No seu estilo puro de índio brasileiro,
cruzou as pernas, respirou o ar puro da floresta e começou: - Vado Escoteiro a tribo Manau vivia num lugar muito bonito desta
floresta. Esta tribo era conhecida pela beleza das mulheres indígenas. Um dia
um índio estranho estava pescando no lago próximo. Era Piripari que pescava
pirás. Quando o bando de cunhãs (mulheres) da tribo Manau o avistou, elas se aproximaram
para tentar conhecê-lo melhor. Uma delas falou: - “De que terra vens moço
bonito? Tu és lindo feito o amanhã.” - Piripari não as olhou, mas uma das
índias botou a mão no seu ombro. Mal a mão tocou o moço, ficou toda perfumada.

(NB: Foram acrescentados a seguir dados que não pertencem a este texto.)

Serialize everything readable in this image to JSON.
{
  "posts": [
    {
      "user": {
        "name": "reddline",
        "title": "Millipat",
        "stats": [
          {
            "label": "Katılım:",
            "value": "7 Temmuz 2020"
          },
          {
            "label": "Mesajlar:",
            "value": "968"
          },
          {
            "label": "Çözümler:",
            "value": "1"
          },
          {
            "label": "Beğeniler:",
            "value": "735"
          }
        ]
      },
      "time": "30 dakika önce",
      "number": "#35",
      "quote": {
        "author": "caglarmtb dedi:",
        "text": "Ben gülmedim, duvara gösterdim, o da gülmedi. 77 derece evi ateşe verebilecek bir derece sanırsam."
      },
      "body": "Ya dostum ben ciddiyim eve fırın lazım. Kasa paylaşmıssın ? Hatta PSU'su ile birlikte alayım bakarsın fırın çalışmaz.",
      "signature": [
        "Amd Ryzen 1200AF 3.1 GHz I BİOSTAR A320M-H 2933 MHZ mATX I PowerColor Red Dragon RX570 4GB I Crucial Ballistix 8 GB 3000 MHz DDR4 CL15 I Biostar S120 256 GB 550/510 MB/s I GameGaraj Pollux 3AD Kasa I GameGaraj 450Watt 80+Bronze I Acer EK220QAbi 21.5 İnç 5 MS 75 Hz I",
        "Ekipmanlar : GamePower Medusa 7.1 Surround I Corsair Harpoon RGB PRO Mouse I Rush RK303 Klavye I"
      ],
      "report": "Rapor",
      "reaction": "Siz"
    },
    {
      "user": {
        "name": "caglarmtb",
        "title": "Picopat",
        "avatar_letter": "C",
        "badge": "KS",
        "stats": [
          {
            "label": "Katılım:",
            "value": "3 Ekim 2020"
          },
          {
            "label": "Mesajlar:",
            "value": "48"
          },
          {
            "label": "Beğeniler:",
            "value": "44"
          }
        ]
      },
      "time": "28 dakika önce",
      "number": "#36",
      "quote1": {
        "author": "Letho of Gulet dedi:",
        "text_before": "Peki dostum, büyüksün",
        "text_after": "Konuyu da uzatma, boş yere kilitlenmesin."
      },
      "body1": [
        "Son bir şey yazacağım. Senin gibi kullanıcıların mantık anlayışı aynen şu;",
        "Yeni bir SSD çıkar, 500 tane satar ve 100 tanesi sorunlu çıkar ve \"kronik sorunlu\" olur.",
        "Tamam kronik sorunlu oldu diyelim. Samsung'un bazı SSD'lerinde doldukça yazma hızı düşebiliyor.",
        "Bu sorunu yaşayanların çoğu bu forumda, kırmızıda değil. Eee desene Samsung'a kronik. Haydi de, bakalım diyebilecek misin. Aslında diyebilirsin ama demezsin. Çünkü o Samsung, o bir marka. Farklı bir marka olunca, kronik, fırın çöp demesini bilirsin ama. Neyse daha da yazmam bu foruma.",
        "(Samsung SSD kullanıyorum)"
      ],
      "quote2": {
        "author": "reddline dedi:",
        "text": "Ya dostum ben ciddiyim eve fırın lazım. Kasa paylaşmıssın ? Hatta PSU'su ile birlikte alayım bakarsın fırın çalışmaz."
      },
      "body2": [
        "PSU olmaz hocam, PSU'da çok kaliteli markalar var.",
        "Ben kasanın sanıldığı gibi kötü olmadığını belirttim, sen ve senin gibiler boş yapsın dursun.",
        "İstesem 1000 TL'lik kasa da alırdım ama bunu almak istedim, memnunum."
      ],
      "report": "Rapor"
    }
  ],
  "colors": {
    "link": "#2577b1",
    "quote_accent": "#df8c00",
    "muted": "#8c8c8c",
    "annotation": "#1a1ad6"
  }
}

As cunhãs ficaram maravilhadas.
- “Moço, conta para nós qual
é o teu segredo. Se não contares, o levaremos preso para nossa taba.” Mas, ele
apenas gritou: “Meu nome é Piripari!” Ao gritar, ele pulou rapidamente no rio,
e na linha de pescar levava três cunhãs. As outras moças pediam para ele não ir
embora. “Piripari, não vás, somos amigas e te queremos bem.” Elas esperaram por
muito tempo que ele voltasse. Sentaram-se na praia e esperaram longamente pelo
moço. No entanto, Piripari não voltou. Apenas o seu cheiro ficou no vento, um
cheiro embriagador que envolvia toda a floresta. Lá longe, Piripari libertou as
moças presas à linha de pesca. Ele disse a elas: “Não queiram pensar no meu
amor. Ainda não é meu tempo de amar, não me esperem mais, cunhãs.”.
- Apaixonadas, porém, as cunhãs
permaneceram inconsoláveis na espera. Depois de muito tempo, vendo a tristeza
das cunhãs, apareceu na tribo um jovem feiticeiro chamado Supi. Querendo ajudar
as moças, ele disse: - “Se o cabelo de vocês tocarem Piripari, ele ficará
preso”. Quando a lua cheia vier, vão até a praia onde ele costuma ficar e cada
uma leve na mão um fio de cabelo para amarrá-lo. ’ - No dia marcado, as cunhãs
foram para o rio. Ela viram Supi que estava pescando. Supi puxava a linha e tirou
um peixe. Ele enterrou o peixe na areia. A lua subia bem alto. Elas viram que o
peixe virava Piripiri. As cunhãs, devagarinho, com os fios de seus cabelos
amarraram Piripari. Elas vibravam de contentes.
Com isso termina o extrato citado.